BUILDING A HOUSE OF SAND AND FOG
Since its completion in 1949, Philip Johnson’s Glass House has captured the views of the New Canaan property in carefully curated vignettes, much as a videographer might. While the building, with its minimal structure, geometry and proportion, ushered the nomenclature of the International Style into American residential architecture, people who spend a day or an evening at The Glass House experience it first-hand as a personal paean to the natural world.
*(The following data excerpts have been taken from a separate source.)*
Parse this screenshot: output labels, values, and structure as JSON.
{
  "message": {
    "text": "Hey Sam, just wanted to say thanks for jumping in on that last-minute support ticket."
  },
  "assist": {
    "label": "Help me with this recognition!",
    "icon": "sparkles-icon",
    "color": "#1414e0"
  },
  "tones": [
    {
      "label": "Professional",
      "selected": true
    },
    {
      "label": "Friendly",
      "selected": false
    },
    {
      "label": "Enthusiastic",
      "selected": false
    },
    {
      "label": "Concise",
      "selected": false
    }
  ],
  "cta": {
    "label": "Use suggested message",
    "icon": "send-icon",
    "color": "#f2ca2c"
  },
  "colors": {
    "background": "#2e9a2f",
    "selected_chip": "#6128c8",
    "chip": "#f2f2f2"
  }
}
Some 60-plus years later, it’s not hard to imagine Johnson and his longtime partner, David Whitney, issuing orders to groundsmen from walkie-talkies. As the property expanded from its initial five- acre parcel into the 49 acres now maintained by the National Trust for Historic Preservation, work toward creating a cohesive Edenic landscape began. Existing vernacular 18th and 19th century stone walls, barn foundation and mature trees served as the organizing principle, but much of the second growth forest was cleared to reveal views and shape vistas. Johnson added structures to play with the viewer’s perception of scale. And in many subtle ways, he sought to dramatize “events on the landscape.”
So it seems marvelously fitting that the current director, Henry Urbach, should enlist the artist Fujiko Nakaya in a major installation that promises to move Johnson’s efforts into the realm of metaphysics.
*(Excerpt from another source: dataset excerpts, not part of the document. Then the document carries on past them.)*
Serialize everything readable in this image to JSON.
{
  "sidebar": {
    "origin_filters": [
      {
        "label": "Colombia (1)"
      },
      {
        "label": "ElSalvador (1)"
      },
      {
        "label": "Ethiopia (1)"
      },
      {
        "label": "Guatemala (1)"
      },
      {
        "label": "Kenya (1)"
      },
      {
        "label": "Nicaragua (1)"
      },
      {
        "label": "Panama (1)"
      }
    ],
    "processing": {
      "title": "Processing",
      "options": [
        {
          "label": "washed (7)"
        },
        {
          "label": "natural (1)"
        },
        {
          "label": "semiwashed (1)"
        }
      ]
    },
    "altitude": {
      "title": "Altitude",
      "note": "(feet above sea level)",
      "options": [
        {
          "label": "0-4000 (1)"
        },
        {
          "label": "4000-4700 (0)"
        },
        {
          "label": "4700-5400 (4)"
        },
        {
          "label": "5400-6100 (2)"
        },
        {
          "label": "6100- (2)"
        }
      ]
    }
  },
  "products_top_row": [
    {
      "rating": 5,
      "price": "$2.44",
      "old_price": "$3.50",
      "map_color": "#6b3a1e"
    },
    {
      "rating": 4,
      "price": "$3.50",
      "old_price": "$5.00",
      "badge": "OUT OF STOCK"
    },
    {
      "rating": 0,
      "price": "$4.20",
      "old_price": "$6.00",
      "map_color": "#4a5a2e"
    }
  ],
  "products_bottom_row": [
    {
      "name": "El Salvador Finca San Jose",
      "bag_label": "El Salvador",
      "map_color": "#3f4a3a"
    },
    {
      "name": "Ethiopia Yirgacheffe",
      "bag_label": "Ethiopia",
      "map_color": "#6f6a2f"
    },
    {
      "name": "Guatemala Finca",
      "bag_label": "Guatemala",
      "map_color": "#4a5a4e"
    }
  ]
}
Nakaya is the world’s foremost fog sculptor, with an affinity for the land and conceptual art movements, but still considered radical in her own explorations of the natural world. Long fascinated with natural phenomena that “repeatedly form and dissolve themselves,” Nakaya came into view on national and international stages with Experiments in Art and Technology (E.A.T.), an organization dedicated to facilitating and promoting collaborations between engineers and artists.